How Can Doppler Shifts Resolve Binary Star Orbital Inclination Ambiguity?

[joriarty]

This question has been bugging me... I've rephrased the question a bit so it shouldn't require much astrophysics knowledge to understand, just a bit of regular physics.

Consider a binary star system. By doing some geometry based on visual observations of the positions of the two stars over time, we can figure out the inclination of the orbit of the secondary star around the primary. However we can't tell from micrometer eyepiece measurements alone whether this orbit is tilted towards or away from us. How do you think this ambiguity could be resolved?

I'm thinking we could analyse the redshifts and blueshifts of the secondary star. I am imagining a system in the sky where the secondary star orbits clockwise around the primary and the top of this elliptical orbit as we observe it is tilted away from us, but I can't think how the measured redshifts or blueshifts would change if the orbit was tilted the other way. Perhaps I am on the wrong track...

Thoughts?

Thanks

 

[zhermes]

It depends on how much information you have available. If the binary system is so close that you can't resolve the two stars (e.g. you can only see one 'spot' of light, and you are 'seeing' the orbit via other measurments) then there is no way to tell.
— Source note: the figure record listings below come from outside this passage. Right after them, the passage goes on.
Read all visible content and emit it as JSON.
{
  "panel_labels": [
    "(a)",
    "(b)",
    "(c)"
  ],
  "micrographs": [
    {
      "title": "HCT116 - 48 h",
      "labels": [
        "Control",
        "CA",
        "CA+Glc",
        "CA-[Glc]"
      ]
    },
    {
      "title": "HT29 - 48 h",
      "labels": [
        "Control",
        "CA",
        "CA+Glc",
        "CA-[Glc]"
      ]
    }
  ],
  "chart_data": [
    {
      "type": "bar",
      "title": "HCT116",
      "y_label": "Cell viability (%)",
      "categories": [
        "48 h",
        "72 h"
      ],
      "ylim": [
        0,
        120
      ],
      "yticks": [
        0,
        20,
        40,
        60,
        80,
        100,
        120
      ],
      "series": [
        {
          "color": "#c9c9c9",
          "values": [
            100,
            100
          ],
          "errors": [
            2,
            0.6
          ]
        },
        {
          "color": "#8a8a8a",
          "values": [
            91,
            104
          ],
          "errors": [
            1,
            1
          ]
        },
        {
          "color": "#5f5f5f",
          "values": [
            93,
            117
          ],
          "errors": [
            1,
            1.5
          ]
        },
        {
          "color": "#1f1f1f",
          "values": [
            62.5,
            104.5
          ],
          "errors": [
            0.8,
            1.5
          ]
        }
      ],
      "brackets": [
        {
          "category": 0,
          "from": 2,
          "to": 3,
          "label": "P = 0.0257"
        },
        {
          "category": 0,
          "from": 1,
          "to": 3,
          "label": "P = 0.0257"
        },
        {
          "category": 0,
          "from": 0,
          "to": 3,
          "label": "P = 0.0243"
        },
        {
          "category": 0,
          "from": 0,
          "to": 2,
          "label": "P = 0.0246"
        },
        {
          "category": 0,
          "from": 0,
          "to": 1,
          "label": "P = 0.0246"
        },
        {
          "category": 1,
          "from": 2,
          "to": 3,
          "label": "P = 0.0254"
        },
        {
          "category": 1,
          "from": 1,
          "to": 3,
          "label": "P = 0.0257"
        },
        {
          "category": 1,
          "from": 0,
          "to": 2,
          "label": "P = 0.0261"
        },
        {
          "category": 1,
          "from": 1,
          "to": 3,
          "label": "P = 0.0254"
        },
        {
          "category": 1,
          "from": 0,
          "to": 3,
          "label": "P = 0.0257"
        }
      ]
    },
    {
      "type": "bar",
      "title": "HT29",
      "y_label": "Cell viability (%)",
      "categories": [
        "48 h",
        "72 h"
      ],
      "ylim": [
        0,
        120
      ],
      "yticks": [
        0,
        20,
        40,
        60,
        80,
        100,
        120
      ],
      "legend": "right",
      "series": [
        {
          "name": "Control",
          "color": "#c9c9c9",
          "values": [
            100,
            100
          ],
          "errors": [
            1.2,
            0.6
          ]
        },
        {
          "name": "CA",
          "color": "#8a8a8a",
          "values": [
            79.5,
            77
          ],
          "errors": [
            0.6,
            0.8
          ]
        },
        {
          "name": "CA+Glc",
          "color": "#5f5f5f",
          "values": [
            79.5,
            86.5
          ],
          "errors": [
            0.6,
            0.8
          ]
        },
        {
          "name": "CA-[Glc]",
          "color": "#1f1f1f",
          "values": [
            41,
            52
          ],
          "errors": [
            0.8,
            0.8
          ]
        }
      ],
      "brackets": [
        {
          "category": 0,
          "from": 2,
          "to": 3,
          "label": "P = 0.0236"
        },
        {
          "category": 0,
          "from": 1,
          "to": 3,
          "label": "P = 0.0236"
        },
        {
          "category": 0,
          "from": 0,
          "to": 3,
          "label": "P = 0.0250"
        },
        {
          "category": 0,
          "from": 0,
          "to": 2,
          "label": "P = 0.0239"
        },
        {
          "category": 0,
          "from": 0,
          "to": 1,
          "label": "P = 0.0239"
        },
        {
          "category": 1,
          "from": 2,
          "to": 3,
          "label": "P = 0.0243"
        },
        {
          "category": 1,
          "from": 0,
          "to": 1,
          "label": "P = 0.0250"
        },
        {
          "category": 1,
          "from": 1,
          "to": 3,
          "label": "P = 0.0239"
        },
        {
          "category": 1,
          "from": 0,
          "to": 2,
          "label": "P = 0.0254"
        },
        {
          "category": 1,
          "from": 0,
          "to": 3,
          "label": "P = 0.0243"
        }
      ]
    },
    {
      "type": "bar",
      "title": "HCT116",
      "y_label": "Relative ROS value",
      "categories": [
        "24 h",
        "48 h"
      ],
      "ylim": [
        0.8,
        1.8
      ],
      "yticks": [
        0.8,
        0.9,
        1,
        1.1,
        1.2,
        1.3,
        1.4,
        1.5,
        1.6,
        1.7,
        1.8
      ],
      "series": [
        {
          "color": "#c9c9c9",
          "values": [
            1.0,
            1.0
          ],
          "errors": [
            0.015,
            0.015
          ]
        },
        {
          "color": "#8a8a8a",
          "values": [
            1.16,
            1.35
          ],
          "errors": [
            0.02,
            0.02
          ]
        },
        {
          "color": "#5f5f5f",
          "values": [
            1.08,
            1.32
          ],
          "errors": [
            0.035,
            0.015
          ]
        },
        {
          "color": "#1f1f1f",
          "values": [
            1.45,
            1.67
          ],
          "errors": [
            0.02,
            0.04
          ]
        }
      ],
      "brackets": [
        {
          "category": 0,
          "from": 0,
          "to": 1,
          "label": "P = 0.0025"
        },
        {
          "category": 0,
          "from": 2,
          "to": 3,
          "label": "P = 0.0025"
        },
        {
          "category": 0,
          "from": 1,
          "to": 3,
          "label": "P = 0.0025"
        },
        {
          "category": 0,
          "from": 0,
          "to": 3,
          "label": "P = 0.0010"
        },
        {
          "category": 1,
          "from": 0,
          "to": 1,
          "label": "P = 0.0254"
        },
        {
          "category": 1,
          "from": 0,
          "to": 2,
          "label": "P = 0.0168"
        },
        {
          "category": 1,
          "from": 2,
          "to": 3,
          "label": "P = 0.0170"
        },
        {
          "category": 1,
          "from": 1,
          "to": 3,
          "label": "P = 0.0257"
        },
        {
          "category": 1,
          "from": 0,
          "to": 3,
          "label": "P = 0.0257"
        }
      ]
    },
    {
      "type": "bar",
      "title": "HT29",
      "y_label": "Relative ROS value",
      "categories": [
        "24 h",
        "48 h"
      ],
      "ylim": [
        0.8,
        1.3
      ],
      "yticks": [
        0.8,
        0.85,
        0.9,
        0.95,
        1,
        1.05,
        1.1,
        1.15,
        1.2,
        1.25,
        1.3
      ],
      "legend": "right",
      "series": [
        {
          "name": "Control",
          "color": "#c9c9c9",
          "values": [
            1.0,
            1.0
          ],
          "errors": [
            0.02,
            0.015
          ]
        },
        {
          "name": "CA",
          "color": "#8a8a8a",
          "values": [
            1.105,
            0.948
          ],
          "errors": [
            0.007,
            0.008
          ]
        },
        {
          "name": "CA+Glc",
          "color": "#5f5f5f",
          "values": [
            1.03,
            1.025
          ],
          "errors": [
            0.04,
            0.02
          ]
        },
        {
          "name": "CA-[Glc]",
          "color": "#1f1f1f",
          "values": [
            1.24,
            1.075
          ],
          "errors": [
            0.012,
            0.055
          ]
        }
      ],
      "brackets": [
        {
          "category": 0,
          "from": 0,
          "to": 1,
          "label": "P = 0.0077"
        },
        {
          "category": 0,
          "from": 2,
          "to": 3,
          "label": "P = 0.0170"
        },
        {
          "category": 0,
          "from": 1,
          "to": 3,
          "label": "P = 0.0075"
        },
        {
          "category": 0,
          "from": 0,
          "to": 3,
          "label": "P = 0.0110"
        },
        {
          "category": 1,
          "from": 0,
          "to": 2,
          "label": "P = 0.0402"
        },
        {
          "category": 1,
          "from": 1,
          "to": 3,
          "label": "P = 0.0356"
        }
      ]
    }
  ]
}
If you can resolve the stars, you could do exactly as you say: measure the Doppler shifts. If the star moving downwards (relative to your view) is also blue-shifted, then the closer star is lower (i.e. the orbital plane is inclined relative to your line of sight), if the star moving downwards is redshifted, then the closer star is higher (i.e. the orbital plane is declined [negative inclined] relative to your line of sight).